7/24 açık kalsa sıkılmayacağınız radyo istasyonu. playlist'lerindeki seçicilikleri fazlasıyla dikkat çekiyor. eğer ki gece-sabah arası dinlerseniz reklamlardan da rahatsız olmazsınız.
ben genelde uydu vasıtasıyla televizyondan dinlediğimden dolayı, yatmadan önce kısık bir sese ayarlayıp onunla uyuyup, onunla uyanıyorum. televizyonun radyo kültürünü yokettiğinden olsa gerek, belki de benim saçma takıntılarımdan biri olduğundan, televizyona tepki göstererek radyoyu uydudan dinliyorum. tavsiye ederim.

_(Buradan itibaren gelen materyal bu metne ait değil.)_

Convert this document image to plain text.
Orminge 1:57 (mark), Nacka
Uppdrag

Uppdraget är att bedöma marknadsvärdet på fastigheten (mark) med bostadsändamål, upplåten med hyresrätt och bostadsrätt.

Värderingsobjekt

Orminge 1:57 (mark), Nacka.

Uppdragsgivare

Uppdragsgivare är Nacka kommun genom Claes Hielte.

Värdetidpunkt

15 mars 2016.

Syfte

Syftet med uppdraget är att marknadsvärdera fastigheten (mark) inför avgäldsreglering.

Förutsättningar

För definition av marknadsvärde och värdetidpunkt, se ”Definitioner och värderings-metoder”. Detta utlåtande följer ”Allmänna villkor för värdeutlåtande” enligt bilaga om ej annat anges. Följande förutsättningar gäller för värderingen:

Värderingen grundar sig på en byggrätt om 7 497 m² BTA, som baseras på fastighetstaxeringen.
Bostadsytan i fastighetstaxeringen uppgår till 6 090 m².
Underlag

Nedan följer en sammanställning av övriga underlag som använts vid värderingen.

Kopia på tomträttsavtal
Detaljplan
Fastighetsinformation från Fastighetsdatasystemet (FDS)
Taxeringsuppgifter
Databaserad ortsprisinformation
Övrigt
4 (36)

önceleri gözümde çok büyüttüğüm radyo kanalı. 93.0'daydı önceleri eskişehir'de. 2 ay önce falan 101.0'a geçmiş. hiç reklam falan yapmıyo. bulan dinler gibisinden. açıyorum, 2 şarkı çalınıyor ardından reklam. bir de gıcık bir reklama giriş müziği var. para yuvarlanıyor gibi bir ses ardından sikik bir sesle "REKLAM!!!" her şeye tamam amına koyım, bari sürekli aynı şarkıları çalmayın. 102.3 slow time 'ı tercih ediyorum artık onun yerine. adamlar saniye başı reklam koymuyorlar, çalacak şarkı kalmadığında; atıyorum 2004 yılının en sevilen şarkısını çalıyorlar. eskilere gidiyorsun bir anda. anıların aklına geliyor falan...
4-5 şarkı yayınlayıp hemen reklama giren paragöz radyo kanalı. reklamları da çok gıcık, hep aynı markalar. hele bülent serttaş'ın seslendirdiği akınalbella reklamı yok mu, o sesini duyunca radyoya molotof atasım geliyor.
yıllarca reklamlarda anons edilen adını saltürk benzeri bir şey sandığım radyo kanalı.
hayatım boyunca hep şarkı sözlerini, isimleri yanlış anlamışımdır zaten.
dün akşamdan beri dinliyorum, ya göz bebeklerim kuruyacak. yada kendime zarar vericem. amk yerinde ebe siken şarkıları özellikle seçiyorlar. değiştirmeye kalkamiyosun da.
En samimi radyo kanallarının başında gelir slow türk. isminin hakkını verir. Ayrıca her şarkının belli bir dakikası vardır. Ne sıklıkla değiştirilir hiçbir fikrim yok, ama kötü bir şey olduğunu da düşünmüyorum.